KBRA Affirms All Ratings for CGCMT 2017-P7
14 Mar 2025 | New York
KBRA affirms all of its outstanding ratings for CGCMT 2017-P7, an $849.0 million CMBS conduit transaction. The affirmations follow a surveillance review of the transaction, which has experienced an increase in KBRA’s estimated losses on nine of the K-LOCs (20.7% of the pool balance) since last ratings change in March 2024. However, the magnitude of the changes do not warrant ratings adjustments at this time.
As of the February 2025 remittance period, there are six specially serviced assets (17.9%), of which, one is REO (3.5%), one is in foreclosure (2.4%) and two are 90+ days delinquent (3.3%). KBRA identified a total of 10 K-LOCs (25.8%), including the specially serviced assets. These include:
Four of the top 10 loans (15.6%):
- Key Center Cleveland (4th largest, 5.1% of the pool balance)
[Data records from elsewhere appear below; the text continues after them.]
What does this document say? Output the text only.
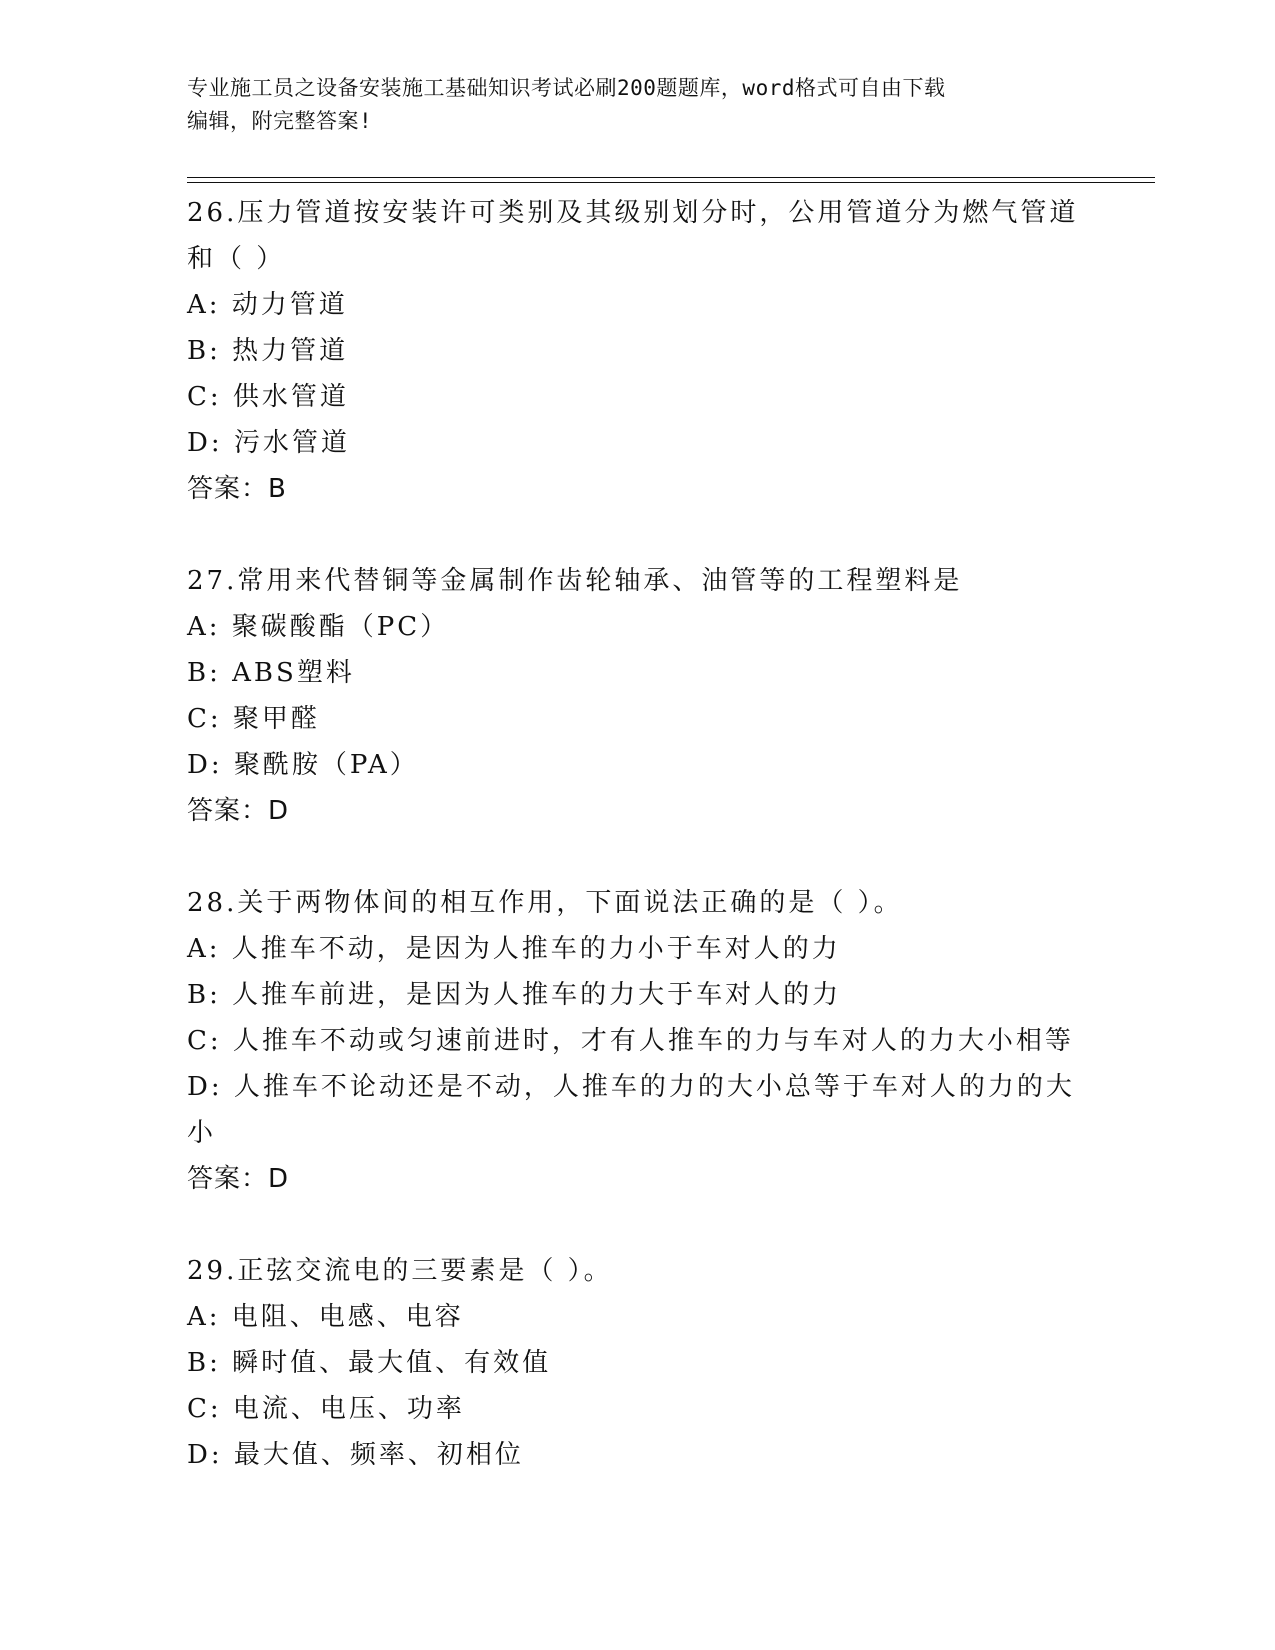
专业施工员之设备安装施工基础知识考试必刷200题题库，word格式可自由下载
编辑，附完整答案!
26.压力管道按安装许可类别及其级别划分时，公用管道分为燃气管道和（ ）
A: 动力管道
B: 热力管道
C: 供水管道
D: 污水管道
答案：B
27.常用来代替铜等金属制作齿轮轴承、油管等的工程塑料是
A: 聚碳酸酯（PC）
B: ABS塑料
C: 聚甲醛
D: 聚酰胺（PA）
答案：D
28.关于两物体间的相互作用，下面说法正确的是（ ）。
A: 人推车不动，是因为人推车的力小于车对人的力
B: 人推车前进，是因为人推车的力大于车对人的力
C: 人推车不动或匀速前进时，才有人推车的力与车对人的力大小相等
D: 人推车不论动还是不动，人推车的力的大小总等于车对人的力的大小
答案：D
29.正弦交流电的三要素是（ ）。
A: 电阻、电感、电容
B: 瞬时值、最大值、有效值
C: 电流、电压、功率
D: 最大值、频率、初相位
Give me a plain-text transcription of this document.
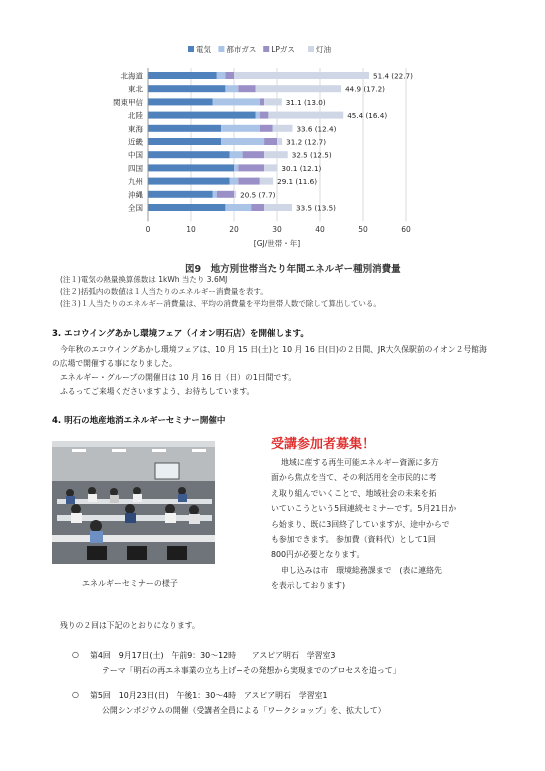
電気 都市ガス LPガス	灯油
北海道	51.4 (22.7)
東北	44.9 (17.2)
関東甲信	31.1 (13.0)
北陸	45.4 (16.4)
東海	33.6 (12.4)
近畿	31.2 (12.7)
中国	32.5 (12.5)
四国	30.1 (12.1)
九州	29.1 (11.6)
沖縄	20.5 (7.7)
全国	33.5 (13.5)
0	10	20	30	40	50	60
[GJ/世帯・年]
図9　地方別世帯当たり年間エネルギー種別消費量
(注１)電気の熱量換算係数は 1kWh 当たり 3.6MJ
(注２)括弧内の数値は１人当たりのエネルギー消費量を表す。
(注３)１人当たりのエネルギー消費量は、平均の消費量を平均世帯人数で除して算出している。
3. エコウイングあかし環境フェア（イオン明石店）を開催します。
今年秋のエコウイングあかし環境フェアは、10 月 15 日(土)と 10 月 16 日(日)の２日間、JR大久保駅前のイオン２号館海
の広場で開催する事になりました。
エネルギー・グループの開催日は 10 月 16 日（日）の1日間です。
ふるってご来場くださいますよう、お待ちしています。
4. 明石の地産地消エネルギーセミナー開催中
エネルギーセミナーの様子
受講参加者募集！
地域に産する再生可能エネルギー資源に多方
面から焦点を当て、その利活用を全市民的に考
え取り組んでいくことで、地域社会の未来を拓
いていこうという5回連続セミナーです。5月21日か
ら始まり、既に3回終了していますが、途中からで
も参加できます。 参加費（資料代）として1回
800円が必要となります。
申し込みは市　環境総務課まで　(表に連絡先
を表示しております)
残りの２回は下記のとおりになります。
○ 第4回　9月17日(土)　午前9：30～12時　　アスピア明石　学習室3
テーマ「明石の再エネ事業の立ち上げ−その発想から実現までのプロセスを追って」
○ 第5回　10月23日(日)　午後1：30～4時　アスピア明石　学習室1
公開シンポジウムの開催（受講者全員による「ワークショップ」を、拡大して）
- Hamilton Crossing (8th largest, 3.6%, 13.5% estimated loss severity)
- 229 West 43rd Street Retail Condo (9th largest, 3.5%, 92.5%)
- 111 Livingston Street (10th largest, 3.4%, 24.7%)
Six other K-LOCs have estimated losses (10.2%):
- Cahuenga West Office Building (2.8%, 8.8%)
- SAP Building (2.6%, 37.7%)
- The Tower at OPOP (2.3%, 30.9%)
- Residence In Orlando East UCF (1.2%, 3.2%)
- 400 Manley (1.0%, 27.2%)
- Shilo Inn Idaho Falls (0.5%, 83.2%)
Excluding the K-LOCs with estimated losses, the transaction’s WA KLTV is 98.4%, compared to 106.2% at last ratings change and 99.5% at issuance. The KDSC is 1.49x, compared to 1.52x at last ratings change and 1.78x at issuance.